We've talked about this a few times, but the latest news to float onto the surface that is the sea of the Internet is that Valve were hiring hardware engineers, that myself, and other tech sites presumed was for their unannounced Steam Box home console. I was wrong. It seems as though Valve are hiring for something quite different: wearable computing.

Google are doing it, Apple will wait a few years and do it and call it revolutionary, but it seems Valve are also getting into the mix. Games Industry reports from a recent blog post by Valve developer Michael Abrash where he revealed the fact that Valve are hiring for wearable computing. The project is inspired by Neal Stephenson's novel Snow Crash, where Abrash has taken it upon himself to try and shrink computers down to the point where you can have one on you at all times.
Abrash says:
The logical endpoint is computing everywhere, all the time - that is, wearable computing - and I have no doubt that 20 years from now that will be standard, probably through glasses or contacts, but for all I know through some kind of more direct neural connection.

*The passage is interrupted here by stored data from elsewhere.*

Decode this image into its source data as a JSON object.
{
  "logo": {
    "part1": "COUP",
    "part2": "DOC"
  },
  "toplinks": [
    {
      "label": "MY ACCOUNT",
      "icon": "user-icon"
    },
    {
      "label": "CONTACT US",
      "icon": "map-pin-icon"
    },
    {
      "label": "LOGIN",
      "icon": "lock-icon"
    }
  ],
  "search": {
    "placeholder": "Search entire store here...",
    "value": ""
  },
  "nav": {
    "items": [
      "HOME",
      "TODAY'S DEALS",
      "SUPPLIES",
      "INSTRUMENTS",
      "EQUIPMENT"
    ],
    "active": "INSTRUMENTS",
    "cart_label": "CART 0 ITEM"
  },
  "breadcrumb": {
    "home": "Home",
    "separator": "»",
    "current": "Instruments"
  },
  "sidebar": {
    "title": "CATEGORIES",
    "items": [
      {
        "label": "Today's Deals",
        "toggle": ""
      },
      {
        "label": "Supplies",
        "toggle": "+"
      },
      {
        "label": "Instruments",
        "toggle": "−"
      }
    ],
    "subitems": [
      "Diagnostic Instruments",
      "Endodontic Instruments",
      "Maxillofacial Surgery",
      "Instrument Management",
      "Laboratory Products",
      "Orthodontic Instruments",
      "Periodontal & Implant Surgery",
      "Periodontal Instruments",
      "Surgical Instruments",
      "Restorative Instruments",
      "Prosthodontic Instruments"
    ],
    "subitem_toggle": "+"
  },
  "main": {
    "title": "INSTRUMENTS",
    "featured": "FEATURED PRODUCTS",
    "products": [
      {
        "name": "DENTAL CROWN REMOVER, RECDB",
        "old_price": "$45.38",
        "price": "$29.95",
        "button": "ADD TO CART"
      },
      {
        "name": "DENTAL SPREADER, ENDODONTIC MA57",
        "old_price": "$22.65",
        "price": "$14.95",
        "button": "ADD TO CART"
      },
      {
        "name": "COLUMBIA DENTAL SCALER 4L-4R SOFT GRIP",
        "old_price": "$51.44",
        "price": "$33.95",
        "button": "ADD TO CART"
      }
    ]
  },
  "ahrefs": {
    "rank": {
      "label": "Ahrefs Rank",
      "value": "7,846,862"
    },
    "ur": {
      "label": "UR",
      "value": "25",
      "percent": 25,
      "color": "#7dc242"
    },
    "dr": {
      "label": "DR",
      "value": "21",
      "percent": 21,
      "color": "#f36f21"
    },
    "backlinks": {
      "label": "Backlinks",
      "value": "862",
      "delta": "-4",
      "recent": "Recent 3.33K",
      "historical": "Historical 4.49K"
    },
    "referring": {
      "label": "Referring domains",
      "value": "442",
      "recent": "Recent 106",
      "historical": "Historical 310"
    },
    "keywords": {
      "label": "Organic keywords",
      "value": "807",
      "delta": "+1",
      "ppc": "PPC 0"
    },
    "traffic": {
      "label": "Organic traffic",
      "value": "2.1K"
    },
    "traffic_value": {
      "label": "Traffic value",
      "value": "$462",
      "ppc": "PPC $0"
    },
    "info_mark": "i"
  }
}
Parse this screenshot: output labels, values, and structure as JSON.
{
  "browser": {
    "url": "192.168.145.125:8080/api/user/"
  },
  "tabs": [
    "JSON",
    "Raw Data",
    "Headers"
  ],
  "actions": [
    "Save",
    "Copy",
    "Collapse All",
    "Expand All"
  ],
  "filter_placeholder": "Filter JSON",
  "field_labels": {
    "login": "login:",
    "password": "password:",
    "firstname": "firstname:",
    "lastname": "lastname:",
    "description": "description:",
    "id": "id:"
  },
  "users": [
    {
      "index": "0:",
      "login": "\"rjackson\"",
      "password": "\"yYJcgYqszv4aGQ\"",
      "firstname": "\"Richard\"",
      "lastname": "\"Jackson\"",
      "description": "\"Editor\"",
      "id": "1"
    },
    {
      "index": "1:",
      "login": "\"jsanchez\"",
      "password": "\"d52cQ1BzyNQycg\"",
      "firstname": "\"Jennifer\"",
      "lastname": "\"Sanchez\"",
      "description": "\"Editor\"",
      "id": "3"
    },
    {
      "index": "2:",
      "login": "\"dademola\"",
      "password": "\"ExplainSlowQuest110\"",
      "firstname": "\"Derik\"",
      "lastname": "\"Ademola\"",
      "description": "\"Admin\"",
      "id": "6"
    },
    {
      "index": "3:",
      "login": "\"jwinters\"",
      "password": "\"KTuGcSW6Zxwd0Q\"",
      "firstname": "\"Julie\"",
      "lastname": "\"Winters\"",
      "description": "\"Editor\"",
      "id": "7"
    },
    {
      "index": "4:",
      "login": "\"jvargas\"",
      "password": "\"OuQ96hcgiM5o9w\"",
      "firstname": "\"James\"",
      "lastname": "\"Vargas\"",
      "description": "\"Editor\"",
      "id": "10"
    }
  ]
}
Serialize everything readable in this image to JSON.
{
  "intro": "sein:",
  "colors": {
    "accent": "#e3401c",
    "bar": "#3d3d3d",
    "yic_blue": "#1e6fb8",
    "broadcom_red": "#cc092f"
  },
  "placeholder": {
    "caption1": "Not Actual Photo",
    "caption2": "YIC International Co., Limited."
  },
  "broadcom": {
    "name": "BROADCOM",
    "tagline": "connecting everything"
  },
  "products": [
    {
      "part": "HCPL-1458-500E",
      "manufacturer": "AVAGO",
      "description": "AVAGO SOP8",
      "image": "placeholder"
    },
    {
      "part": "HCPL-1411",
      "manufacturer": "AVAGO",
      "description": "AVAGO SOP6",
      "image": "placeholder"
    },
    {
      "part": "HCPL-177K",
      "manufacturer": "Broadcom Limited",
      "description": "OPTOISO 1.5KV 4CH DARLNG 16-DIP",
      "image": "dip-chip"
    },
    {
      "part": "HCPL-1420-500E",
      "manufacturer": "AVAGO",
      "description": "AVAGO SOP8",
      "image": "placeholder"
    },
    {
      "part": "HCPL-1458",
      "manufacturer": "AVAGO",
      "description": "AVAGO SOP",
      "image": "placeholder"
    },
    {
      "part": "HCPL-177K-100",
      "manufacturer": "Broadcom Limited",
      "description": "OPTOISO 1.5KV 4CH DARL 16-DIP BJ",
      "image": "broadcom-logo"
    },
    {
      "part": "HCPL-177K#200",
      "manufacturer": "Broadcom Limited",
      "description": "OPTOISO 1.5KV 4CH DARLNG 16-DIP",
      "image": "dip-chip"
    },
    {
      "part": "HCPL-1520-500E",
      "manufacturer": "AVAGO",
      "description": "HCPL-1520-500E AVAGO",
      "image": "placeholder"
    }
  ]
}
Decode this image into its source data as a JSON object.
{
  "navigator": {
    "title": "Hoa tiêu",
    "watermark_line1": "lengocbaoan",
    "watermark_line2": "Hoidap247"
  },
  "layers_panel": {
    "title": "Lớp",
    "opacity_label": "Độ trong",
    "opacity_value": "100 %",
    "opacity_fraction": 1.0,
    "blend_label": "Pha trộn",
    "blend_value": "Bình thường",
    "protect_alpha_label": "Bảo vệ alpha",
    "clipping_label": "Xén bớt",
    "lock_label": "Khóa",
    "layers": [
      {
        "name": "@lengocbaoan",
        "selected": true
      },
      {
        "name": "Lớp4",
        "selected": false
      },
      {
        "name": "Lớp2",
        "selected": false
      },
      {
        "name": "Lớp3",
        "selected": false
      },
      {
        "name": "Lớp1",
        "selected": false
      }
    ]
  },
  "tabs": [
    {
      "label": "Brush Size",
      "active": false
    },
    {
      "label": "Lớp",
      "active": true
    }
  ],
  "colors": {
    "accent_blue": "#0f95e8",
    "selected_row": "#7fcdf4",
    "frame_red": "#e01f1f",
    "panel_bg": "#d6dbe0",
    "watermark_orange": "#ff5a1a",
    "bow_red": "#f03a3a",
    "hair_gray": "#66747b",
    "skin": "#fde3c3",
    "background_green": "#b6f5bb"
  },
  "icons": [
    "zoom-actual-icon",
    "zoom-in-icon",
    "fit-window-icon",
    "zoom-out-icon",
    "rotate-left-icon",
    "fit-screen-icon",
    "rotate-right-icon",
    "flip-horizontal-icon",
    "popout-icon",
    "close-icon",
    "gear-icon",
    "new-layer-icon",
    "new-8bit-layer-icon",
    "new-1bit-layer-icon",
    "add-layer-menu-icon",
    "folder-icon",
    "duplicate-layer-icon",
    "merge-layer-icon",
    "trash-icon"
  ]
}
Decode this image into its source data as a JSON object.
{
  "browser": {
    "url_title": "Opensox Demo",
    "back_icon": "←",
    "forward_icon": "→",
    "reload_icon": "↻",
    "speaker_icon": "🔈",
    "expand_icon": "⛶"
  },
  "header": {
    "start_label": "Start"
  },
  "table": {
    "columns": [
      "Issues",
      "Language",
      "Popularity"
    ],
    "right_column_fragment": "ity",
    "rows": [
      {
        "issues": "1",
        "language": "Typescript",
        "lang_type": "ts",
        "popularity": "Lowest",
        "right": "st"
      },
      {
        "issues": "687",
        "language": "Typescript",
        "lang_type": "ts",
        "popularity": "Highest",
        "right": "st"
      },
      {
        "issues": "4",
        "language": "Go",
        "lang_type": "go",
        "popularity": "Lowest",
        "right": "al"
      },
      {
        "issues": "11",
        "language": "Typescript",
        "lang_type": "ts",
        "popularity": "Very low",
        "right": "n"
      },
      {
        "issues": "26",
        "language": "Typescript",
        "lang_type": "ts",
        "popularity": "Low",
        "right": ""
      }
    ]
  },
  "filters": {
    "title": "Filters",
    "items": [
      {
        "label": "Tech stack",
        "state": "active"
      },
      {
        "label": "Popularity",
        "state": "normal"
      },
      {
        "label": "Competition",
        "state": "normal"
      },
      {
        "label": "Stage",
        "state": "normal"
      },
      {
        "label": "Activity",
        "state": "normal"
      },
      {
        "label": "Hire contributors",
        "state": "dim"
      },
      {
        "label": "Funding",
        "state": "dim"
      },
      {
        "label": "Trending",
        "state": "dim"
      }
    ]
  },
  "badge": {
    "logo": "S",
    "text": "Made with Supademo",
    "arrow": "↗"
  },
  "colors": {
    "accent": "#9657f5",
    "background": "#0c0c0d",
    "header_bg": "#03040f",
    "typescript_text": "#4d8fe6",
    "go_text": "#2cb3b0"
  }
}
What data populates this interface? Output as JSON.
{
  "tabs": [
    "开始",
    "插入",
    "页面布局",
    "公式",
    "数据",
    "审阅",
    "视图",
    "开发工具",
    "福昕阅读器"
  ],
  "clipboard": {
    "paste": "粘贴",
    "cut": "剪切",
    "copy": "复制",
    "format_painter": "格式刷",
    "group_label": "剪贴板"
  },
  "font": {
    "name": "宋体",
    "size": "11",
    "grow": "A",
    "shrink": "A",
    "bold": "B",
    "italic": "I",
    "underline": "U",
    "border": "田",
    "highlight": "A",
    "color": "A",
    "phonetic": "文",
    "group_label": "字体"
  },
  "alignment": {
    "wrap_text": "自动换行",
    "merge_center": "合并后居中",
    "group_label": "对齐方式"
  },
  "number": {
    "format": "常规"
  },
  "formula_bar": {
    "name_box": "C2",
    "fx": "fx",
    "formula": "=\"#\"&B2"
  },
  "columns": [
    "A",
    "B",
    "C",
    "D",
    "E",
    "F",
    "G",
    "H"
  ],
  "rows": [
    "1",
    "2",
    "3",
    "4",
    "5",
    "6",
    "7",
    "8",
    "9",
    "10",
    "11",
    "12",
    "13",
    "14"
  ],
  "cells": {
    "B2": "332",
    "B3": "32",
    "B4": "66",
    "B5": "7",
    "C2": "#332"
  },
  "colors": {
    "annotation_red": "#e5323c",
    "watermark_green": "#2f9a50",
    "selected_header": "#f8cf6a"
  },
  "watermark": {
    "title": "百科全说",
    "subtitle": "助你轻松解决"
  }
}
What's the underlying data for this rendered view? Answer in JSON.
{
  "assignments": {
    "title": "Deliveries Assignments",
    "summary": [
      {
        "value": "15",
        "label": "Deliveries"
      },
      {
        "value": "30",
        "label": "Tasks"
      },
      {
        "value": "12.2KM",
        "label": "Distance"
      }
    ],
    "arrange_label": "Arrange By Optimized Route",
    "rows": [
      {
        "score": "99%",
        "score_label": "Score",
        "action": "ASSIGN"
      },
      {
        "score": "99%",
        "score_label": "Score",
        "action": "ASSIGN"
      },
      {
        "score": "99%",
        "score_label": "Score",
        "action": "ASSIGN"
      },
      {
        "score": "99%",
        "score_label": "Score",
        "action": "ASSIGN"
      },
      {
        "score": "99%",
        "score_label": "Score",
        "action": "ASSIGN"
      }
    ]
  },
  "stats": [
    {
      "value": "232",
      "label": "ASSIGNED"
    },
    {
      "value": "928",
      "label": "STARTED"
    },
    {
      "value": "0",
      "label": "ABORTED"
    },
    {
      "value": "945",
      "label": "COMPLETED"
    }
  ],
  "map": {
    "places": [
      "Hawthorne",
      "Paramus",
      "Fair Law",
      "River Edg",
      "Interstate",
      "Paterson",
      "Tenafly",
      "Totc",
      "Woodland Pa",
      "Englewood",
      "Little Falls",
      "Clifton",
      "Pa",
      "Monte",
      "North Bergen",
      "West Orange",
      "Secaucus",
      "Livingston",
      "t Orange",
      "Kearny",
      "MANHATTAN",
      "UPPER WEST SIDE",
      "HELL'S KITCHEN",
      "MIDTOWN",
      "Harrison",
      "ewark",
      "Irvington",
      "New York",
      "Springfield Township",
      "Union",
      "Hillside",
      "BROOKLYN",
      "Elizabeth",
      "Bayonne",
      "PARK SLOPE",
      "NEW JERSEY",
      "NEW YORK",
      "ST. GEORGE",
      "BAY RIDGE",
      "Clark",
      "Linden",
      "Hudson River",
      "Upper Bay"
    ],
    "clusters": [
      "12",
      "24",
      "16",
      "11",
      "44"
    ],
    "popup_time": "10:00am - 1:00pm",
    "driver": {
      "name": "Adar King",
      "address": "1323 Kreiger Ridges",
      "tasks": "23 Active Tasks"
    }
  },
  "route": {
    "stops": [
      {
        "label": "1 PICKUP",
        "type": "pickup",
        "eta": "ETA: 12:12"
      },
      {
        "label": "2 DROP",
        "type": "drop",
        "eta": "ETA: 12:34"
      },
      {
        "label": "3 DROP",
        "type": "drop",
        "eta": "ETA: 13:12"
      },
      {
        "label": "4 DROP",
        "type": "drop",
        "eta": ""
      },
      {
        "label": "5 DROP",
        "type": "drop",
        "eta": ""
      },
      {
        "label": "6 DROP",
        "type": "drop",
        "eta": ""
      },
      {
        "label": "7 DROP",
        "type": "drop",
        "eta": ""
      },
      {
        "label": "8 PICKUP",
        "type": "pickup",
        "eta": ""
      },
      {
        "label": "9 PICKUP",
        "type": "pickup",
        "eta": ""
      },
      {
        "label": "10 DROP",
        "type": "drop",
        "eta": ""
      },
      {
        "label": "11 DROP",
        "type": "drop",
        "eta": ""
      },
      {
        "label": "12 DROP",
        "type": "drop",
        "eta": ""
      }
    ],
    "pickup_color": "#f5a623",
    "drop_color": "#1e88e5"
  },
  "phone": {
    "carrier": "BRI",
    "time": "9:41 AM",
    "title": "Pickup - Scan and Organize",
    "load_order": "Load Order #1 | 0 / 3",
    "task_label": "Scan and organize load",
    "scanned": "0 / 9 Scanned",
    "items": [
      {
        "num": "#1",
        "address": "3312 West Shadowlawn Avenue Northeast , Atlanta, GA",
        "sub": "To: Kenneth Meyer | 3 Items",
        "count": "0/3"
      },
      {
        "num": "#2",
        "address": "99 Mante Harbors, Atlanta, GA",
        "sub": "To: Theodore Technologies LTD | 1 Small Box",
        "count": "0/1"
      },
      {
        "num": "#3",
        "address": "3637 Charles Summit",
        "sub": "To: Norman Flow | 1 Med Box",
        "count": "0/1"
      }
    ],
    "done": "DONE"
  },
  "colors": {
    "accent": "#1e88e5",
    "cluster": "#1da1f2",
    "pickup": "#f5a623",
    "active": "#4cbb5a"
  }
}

And I'm pretty confident that platform shift will happen a lot sooner than 20 years - almost certainly within 10, but quite likely as little as 3-5, because the key areas - input, processing/power/size, and output - that need to evolve to enable wearable computing are shaping up nicely, although there's a lot still to be figured out.
He does make it clear that Valve are in the very early research & development days, with nothing concrete enough to show off to the public right now. He goes onto say:
To be clear, this is R&D - it doesn't in any way involve a product at this point, and won't for a long while, if ever - so please, no rumors about Steam glasses being announced at E3. It's an initial investigation into a very interesting and promising space, and falls more under the heading of research than development. The Valve approach is to do experiments and see what we learn - failure is fine, just so long as we can identify failure quickly, learn from it, and move on - and then apply it to the next experiment. The process is very fast-moving and iterative, and we're just at the start. How far and where the investigation goes depends on what we learn.